The truth is we don't!  The IT department is, first and foremost, a service organization, much to the chagrin of the geeks.  Most see the Help Desk (or Service Desk) as the “Public Face” of IT when the entire department must be service oriented.  Unfortunately, the majority of techs are introverts with little patience for the interpersonal dealings with end-users.  Most techs project the problems of system adoption or product acceptance on to their customers, demonstrated in a response to a typical discussion board question:

“It's more of the fact that a lot computer users are the "illiterate" ones, causing a lot of problems and issues, like not running anti-virus, proper firewalls, etc. That can be easily proven by reading the questions (and repeat questions) here [on Yahoo Answers].”

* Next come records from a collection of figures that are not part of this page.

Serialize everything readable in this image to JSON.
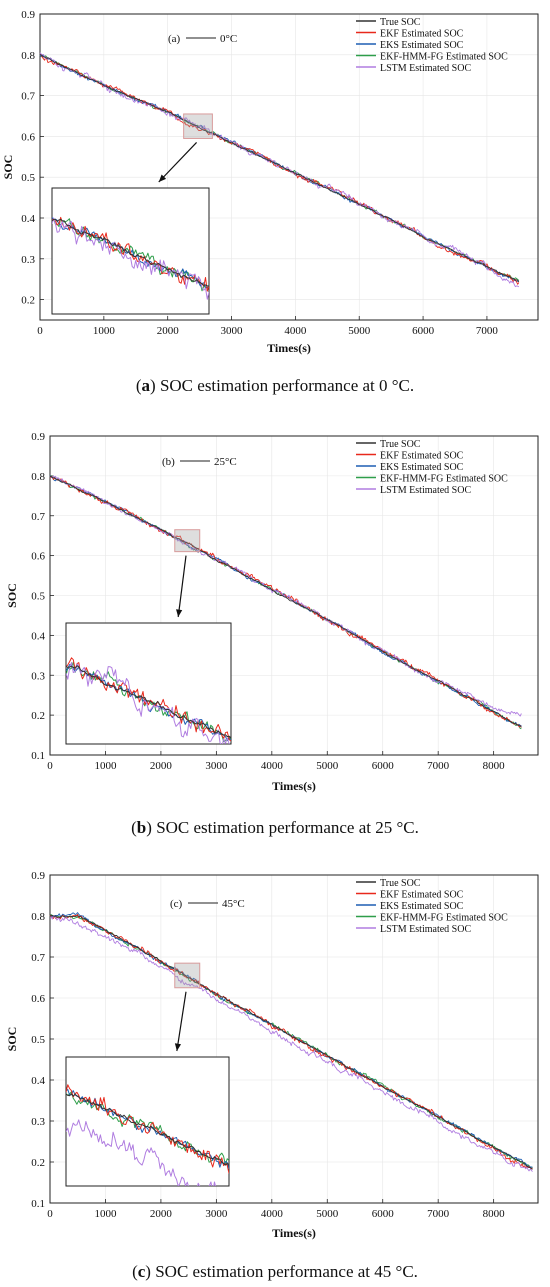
{
  "figure": {
    "panels": [
      {
        "caption_letter": "a",
        "caption_text": "SOC estimation performance at 0 °C."
      },
      {
        "caption_letter": "b",
        "caption_text": "SOC estimation performance at 25 °C."
      },
      {
        "caption_letter": "c",
        "caption_text": "SOC estimation performance at 45 °C."
      }
    ]
  },
  "chart_data": [
    {
      "type": "line",
      "panel_label": "(a)",
      "temperature_label": "0°C",
      "xlabel": "Times(s)",
      "ylabel": "SOC",
      "xlim": [
        0,
        7800
      ],
      "ylim": [
        0.15,
        0.9
      ],
      "xticks": [
        0,
        1000,
        2000,
        3000,
        4000,
        5000,
        6000,
        7000
      ],
      "yticks": [
        0.2,
        0.3,
        0.4,
        0.5,
        0.6,
        0.7,
        0.8,
        0.9
      ],
      "legend_position": "top-right",
      "grid": true,
      "inset_window": {
        "x": [
          2250,
          2700
        ],
        "y": [
          0.595,
          0.655
        ]
      },
      "series": [
        {
          "name": "True SOC",
          "color": "#333333",
          "x": [
            0,
            1000,
            2000,
            3000,
            4000,
            5000,
            6000,
            7000,
            7500
          ],
          "values": [
            0.8,
            0.725,
            0.66,
            0.585,
            0.51,
            0.435,
            0.355,
            0.28,
            0.245
          ]
        },
        {
          "name": "EKF Estimated SOC",
          "color": "#e8291c",
          "x": [
            0,
            1000,
            2000,
            3000,
            4000,
            5000,
            6000,
            7000,
            7500
          ],
          "values": [
            0.8,
            0.725,
            0.66,
            0.585,
            0.51,
            0.435,
            0.355,
            0.28,
            0.245
          ]
        },
        {
          "name": "EKS Estimated SOC",
          "color": "#1f5fb4",
          "x": [
            0,
            1000,
            2000,
            3000,
            4000,
            5000,
            6000,
            7000,
            7500
          ],
          "values": [
            0.8,
            0.725,
            0.66,
            0.585,
            0.51,
            0.435,
            0.355,
            0.28,
            0.245
          ]
        },
        {
          "name": "EKF-HMM-FG Estimated SOC",
          "color": "#2e9e4a",
          "x": [
            0,
            1000,
            2000,
            3000,
            4000,
            5000,
            6000,
            7000,
            7500
          ],
          "values": [
            0.8,
            0.725,
            0.66,
            0.585,
            0.51,
            0.435,
            0.355,
            0.28,
            0.245
          ]
        },
        {
          "name": "LSTM Estimated SOC",
          "color": "#b07de0",
          "x": [
            0,
            1000,
            2000,
            3000,
            4000,
            5000,
            6000,
            7000,
            7500
          ],
          "values": [
            0.8,
            0.725,
            0.66,
            0.585,
            0.51,
            0.435,
            0.355,
            0.28,
            0.23
          ]
        }
      ]
    },
    {
      "type": "line",
      "panel_label": "(b)",
      "temperature_label": "25°C",
      "xlabel": "Times(s)",
      "ylabel": "SOC",
      "xlim": [
        0,
        8800
      ],
      "ylim": [
        0.1,
        0.9
      ],
      "xticks": [
        0,
        1000,
        2000,
        3000,
        4000,
        5000,
        6000,
        7000,
        8000
      ],
      "yticks": [
        0.1,
        0.2,
        0.3,
        0.4,
        0.5,
        0.6,
        0.7,
        0.8,
        0.9
      ],
      "legend_position": "top-right",
      "grid": true,
      "inset_window": {
        "x": [
          2250,
          2700
        ],
        "y": [
          0.61,
          0.665
        ]
      },
      "series": [
        {
          "name": "True SOC",
          "color": "#333333",
          "x": [
            0,
            1000,
            2000,
            3000,
            4000,
            5000,
            6000,
            7000,
            8000,
            8500
          ],
          "values": [
            0.8,
            0.735,
            0.665,
            0.59,
            0.515,
            0.44,
            0.36,
            0.285,
            0.21,
            0.17
          ]
        },
        {
          "name": "EKF Estimated SOC",
          "color": "#e8291c",
          "x": [
            0,
            1000,
            2000,
            3000,
            4000,
            5000,
            6000,
            7000,
            8000,
            8500
          ],
          "values": [
            0.8,
            0.735,
            0.665,
            0.59,
            0.515,
            0.44,
            0.36,
            0.285,
            0.21,
            0.17
          ]
        },
        {
          "name": "EKS Estimated SOC",
          "color": "#1f5fb4",
          "x": [
            0,
            1000,
            2000,
            3000,
            4000,
            5000,
            6000,
            7000,
            8000,
            8500
          ],
          "values": [
            0.8,
            0.735,
            0.665,
            0.59,
            0.515,
            0.44,
            0.36,
            0.285,
            0.21,
            0.17
          ]
        },
        {
          "name": "EKF-HMM-FG Estimated SOC",
          "color": "#2e9e4a",
          "x": [
            0,
            1000,
            2000,
            3000,
            4000,
            5000,
            6000,
            7000,
            8000,
            8500
          ],
          "values": [
            0.8,
            0.735,
            0.665,
            0.59,
            0.515,
            0.44,
            0.36,
            0.285,
            0.21,
            0.17
          ]
        },
        {
          "name": "LSTM Estimated SOC",
          "color": "#b07de0",
          "x": [
            0,
            1000,
            2000,
            3000,
            4000,
            5000,
            6000,
            7000,
            8000,
            8500
          ],
          "values": [
            0.8,
            0.735,
            0.665,
            0.59,
            0.515,
            0.44,
            0.36,
            0.285,
            0.215,
            0.205
          ]
        }
      ]
    },
    {
      "type": "line",
      "panel_label": "(c)",
      "temperature_label": "45°C",
      "xlabel": "Times(s)",
      "ylabel": "SOC",
      "xlim": [
        0,
        8800
      ],
      "ylim": [
        0.1,
        0.9
      ],
      "xticks": [
        0,
        1000,
        2000,
        3000,
        4000,
        5000,
        6000,
        7000,
        8000
      ],
      "yticks": [
        0.1,
        0.2,
        0.3,
        0.4,
        0.5,
        0.6,
        0.7,
        0.8,
        0.9
      ],
      "legend_position": "top-right",
      "grid": true,
      "inset_window": {
        "x": [
          2250,
          2700
        ],
        "y": [
          0.625,
          0.685
        ]
      },
      "series": [
        {
          "name": "True SOC",
          "color": "#333333",
          "x": [
            0,
            500,
            1000,
            2000,
            3000,
            4000,
            5000,
            6000,
            7000,
            8000,
            8700
          ],
          "values": [
            0.8,
            0.8,
            0.765,
            0.69,
            0.61,
            0.535,
            0.46,
            0.385,
            0.31,
            0.235,
            0.185
          ]
        },
        {
          "name": "EKF Estimated SOC",
          "color": "#e8291c",
          "x": [
            0,
            500,
            1000,
            2000,
            3000,
            4000,
            5000,
            6000,
            7000,
            8000,
            8700
          ],
          "values": [
            0.8,
            0.8,
            0.765,
            0.69,
            0.61,
            0.535,
            0.46,
            0.385,
            0.31,
            0.235,
            0.185
          ]
        },
        {
          "name": "EKS Estimated SOC",
          "color": "#1f5fb4",
          "x": [
            0,
            500,
            1000,
            2000,
            3000,
            4000,
            5000,
            6000,
            7000,
            8000,
            8700
          ],
          "values": [
            0.8,
            0.8,
            0.765,
            0.69,
            0.61,
            0.535,
            0.46,
            0.385,
            0.31,
            0.235,
            0.185
          ]
        },
        {
          "name": "EKF-HMM-FG Estimated SOC",
          "color": "#2e9e4a",
          "x": [
            0,
            500,
            1000,
            2000,
            3000,
            4000,
            5000,
            6000,
            7000,
            8000,
            8700
          ],
          "values": [
            0.8,
            0.8,
            0.765,
            0.69,
            0.61,
            0.535,
            0.46,
            0.385,
            0.31,
            0.235,
            0.185
          ]
        },
        {
          "name": "LSTM Estimated SOC",
          "color": "#b07de0",
          "x": [
            0,
            500,
            1000,
            2000,
            3000,
            4000,
            5000,
            6000,
            7000,
            8000,
            8700
          ],
          "values": [
            0.8,
            0.785,
            0.75,
            0.675,
            0.595,
            0.52,
            0.445,
            0.37,
            0.295,
            0.22,
            0.175
          ]
        }
      ]
    }
  ]
}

Our customers use our products and services nearly every moment of every work day.  Yet, how often do we really consider the user experience?  Is the problem that the end-user is “illiterate” or is the IT team isolating themselves by their own actions?  In an ideal world, a new program or device has been tested in the field, the tech or programmer has met with those that will be using the technology to determine needs and requirements, and enough research into “what the business need is” to identify issues that would impact the end-user.  The reality, however, is that this rarely happens.  Traditionally, the concerns of the IT folks are compatibility with other applications, equipment, and the rolling out process with little concern for the day to day operations of the organization.  While the systems administration aspect of IT is very important in terms of security, reliability and interoperability, it is often accomplished to the detriment of their relationship with their customers and the success of the business. 

This isolation from the business is exactly why senior leadership consistently overlooks IT as a strategic benefit.  This paradigm holds many organizations from the very benefits that technology has to offer, such as driving growth and reducing costs.  In a time when businesses need to differentiate themselves, technology offers the competitive edge needed. 

The quickest way to accomplish this is through delivering outstanding customer service.  Think of the immediate and satisfying experience you have when you receive great service.  We should strive to delivering such an experience to the end-user.  This involves clearly and concisely communicating what we are doing, listening to our users (both audibly and visually) to determine their needs, and acting responsibly by accepting ownership of issues and being accountable to the organization.  If you are walking around like Nick Burns, you may have fixed a problem; but, did you really provide a service?